In this regard, Haywood is interesting to compare to the great anticapitalist philosopher. Marx spent his days living off of income often provided by Friedrich Engels’ textile factories. Marx was a thinker, a man who dedicated his life to the intellect. His contributions were valuable in many ways (dated as they are, and as often his arguments have been used by the monstrous), but he was not himself a worker in the sweltering factories of the period, those that would inspire the work of Charles Dickens, among others. Compare this to Haywood, who worked in silver mines and felt the crushing misery of late nineteenth century industry first-hand. There is doubtlessly a qualitative difference between the two.

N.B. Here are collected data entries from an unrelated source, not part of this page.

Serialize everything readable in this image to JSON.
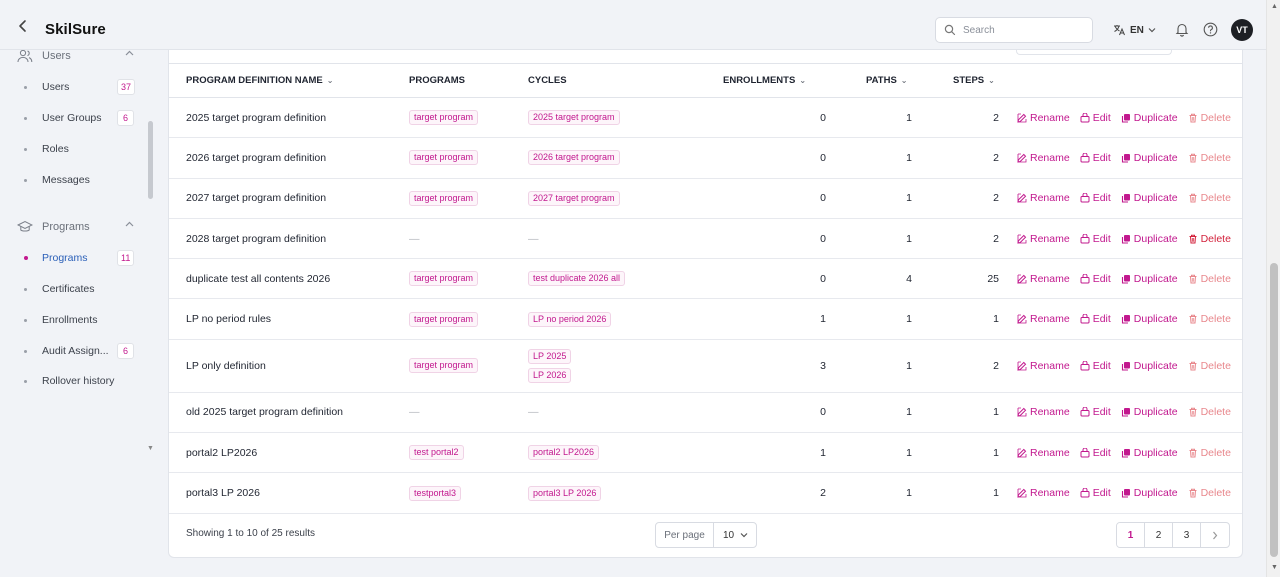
{
  "app": {
    "title": "SkilSure"
  },
  "header": {
    "search_placeholder": "Search",
    "language": "EN",
    "avatar_initials": "VT"
  },
  "sidebar": {
    "users_section": "Users",
    "users_items": [
      {
        "label": "Users",
        "count": "37"
      },
      {
        "label": "User Groups",
        "count": "6"
      },
      {
        "label": "Roles",
        "count": ""
      },
      {
        "label": "Messages",
        "count": ""
      }
    ],
    "programs_section": "Programs",
    "programs_items": [
      {
        "label": "Programs",
        "count": "11",
        "active": true
      },
      {
        "label": "Certificates",
        "count": ""
      },
      {
        "label": "Enrollments",
        "count": ""
      },
      {
        "label": "Audit Assign...",
        "count": "6"
      },
      {
        "label": "Rollover history",
        "count": ""
      }
    ]
  },
  "table": {
    "headers": {
      "name": "PROGRAM DEFINITION NAME",
      "programs": "PROGRAMS",
      "cycles": "CYCLES",
      "enrollments": "ENROLLMENTS",
      "paths": "PATHS",
      "steps": "STEPS"
    },
    "actions": {
      "rename": "Rename",
      "edit": "Edit",
      "duplicate": "Duplicate",
      "delete": "Delete"
    },
    "rows": [
      {
        "name": "2025 target program definition",
        "programs": [
          "target program"
        ],
        "cycles": [
          "2025 target program"
        ],
        "enrollments": "0",
        "paths": "1",
        "steps": "2"
      },
      {
        "name": "2026 target program definition",
        "programs": [
          "target program"
        ],
        "cycles": [
          "2026 target program"
        ],
        "enrollments": "0",
        "paths": "1",
        "steps": "2"
      },
      {
        "name": "2027 target program definition",
        "programs": [
          "target program"
        ],
        "cycles": [
          "2027 target program"
        ],
        "enrollments": "0",
        "paths": "1",
        "steps": "2"
      },
      {
        "name": "2028 target program definition",
        "programs": [],
        "cycles": [],
        "enrollments": "0",
        "paths": "1",
        "steps": "2",
        "delete_active": true
      },
      {
        "name": "duplicate test all contents 2026",
        "programs": [
          "target program"
        ],
        "cycles": [
          "test duplicate 2026 all"
        ],
        "enrollments": "0",
        "paths": "4",
        "steps": "25"
      },
      {
        "name": "LP no period rules",
        "programs": [
          "target program"
        ],
        "cycles": [
          "LP no period 2026"
        ],
        "enrollments": "1",
        "paths": "1",
        "steps": "1"
      },
      {
        "name": "LP only definition",
        "programs": [
          "target program"
        ],
        "cycles": [
          "LP 2025",
          "LP 2026"
        ],
        "enrollments": "3",
        "paths": "1",
        "steps": "2"
      },
      {
        "name": "old 2025 target program definition",
        "programs": [],
        "cycles": [],
        "enrollments": "0",
        "paths": "1",
        "steps": "1"
      },
      {
        "name": "portal2 LP2026",
        "programs": [
          "test portal2"
        ],
        "cycles": [
          "portal2 LP2026"
        ],
        "enrollments": "1",
        "paths": "1",
        "steps": "1"
      },
      {
        "name": "portal3 LP 2026",
        "programs": [
          "testportal3"
        ],
        "cycles": [
          "portal3 LP 2026"
        ],
        "enrollments": "2",
        "paths": "1",
        "steps": "1"
      }
    ],
    "empty_marker": "—"
  },
  "footer": {
    "showing": "Showing 1 to 10 of 25 results",
    "per_page_label": "Per page",
    "per_page_value": "10",
    "pages": [
      "1",
      "2",
      "3"
    ],
    "current_page": "1"
  },
  "colors": {
    "accent": "#c2188e",
    "active_nav": "#2a5fb8",
    "delete": "#e8878c",
    "delete_strong": "#d3223c"
  }
}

David Flin wrote an article about managing this very issue; it is well worth the read. The higher-ups get to decide the ‘why,’ and the people on the ground have to suffer the ‘how.’ The Pentagon orders the drone strike and the child who is the nephew of the bride sees his family’s blissful gathering rapidly transformed into a smoldering crater. For the Pentagon, the strike is an abstraction, a mere enactment of policy. For the child, it is a brutal, uncompromising reality. The king makes policy, and the peasant suffers policy.
I have noticed in a number of alternate history works that I have read recently that there is an issue in choosing point of view that makes the entire piece harder to enjoy. It involves choosing characters who relate to the history in such a way that the emotional and dramatic impact is maximized. I’m reminded of a comment I once read about action movies: a punch, once thrown, is most satisfying when you see the knuckles hit the target.
For example: assume, for the purposes of argument, an alternate history novel in which a main character is a diplomat in a foreign capital. His country is at war, and the country he is stationed in is at peace. The updates to the course of the war are told mostly through dispatches from the home country’s capital to the diplomat; much information, rivaling that of a textbook format, comes via these dispatches.
My question of the narrative, then, is: why are we not getting this information from somebody more directly affected by it? Why are we not on the battlefield or on a ship, seeing the terror of combat?
One could easily alternate soldier and diplomat, seeing both military and diplomatic consequences that exploit the potential of both viewpoint characters. When the only viewpoint character is the diplomat, we run right into the problem that Connell addressed in his interview. We are seeing events at a distance, removed from the way that high policy affects the common person; a journalist, for example, would have many of the same narrative issues as the diplomat.
The tendency towards elite main characters in alternate history leads to an issue where politics is nothing more than a narrative parlor game. There will be much talk of legislation and backgroom parliamentary dealing, but there will be very little discussion of how policy actually affects the society in which it is enacted. This is at its worst, in my opinion, in electoral alternate history; in some cases, one may be forgiven for thinking that the entire enterprise is merely a middle school popularity contest given a huge dollop of advertising money (in fairness, that’s political coverage in the twenty-first century).
Alternate historians, as a community, tend male, white, and middle-to-upper-class. People with at least one of those attributes are at serious risk of seeing politics as nothing more than a hobby where teams win and lose according to arcane rules (I go into this in depth in my review of Curtis Sittenfeld’s Rodham, a book hit with this problem hard). Politics is, for many of them, an abstraction. We must remember that for a great many people politics is concrete in the way that the namesake building material is: hard, rough, grating, and if physically contacted in the wrong way can skin you and bleed you. As William Faulkner said, “The only thing worth writing about is the human heart in conflict with itself.” By stripping our fiction of the human element, our genre risks devolving into a mere collection of trinkets.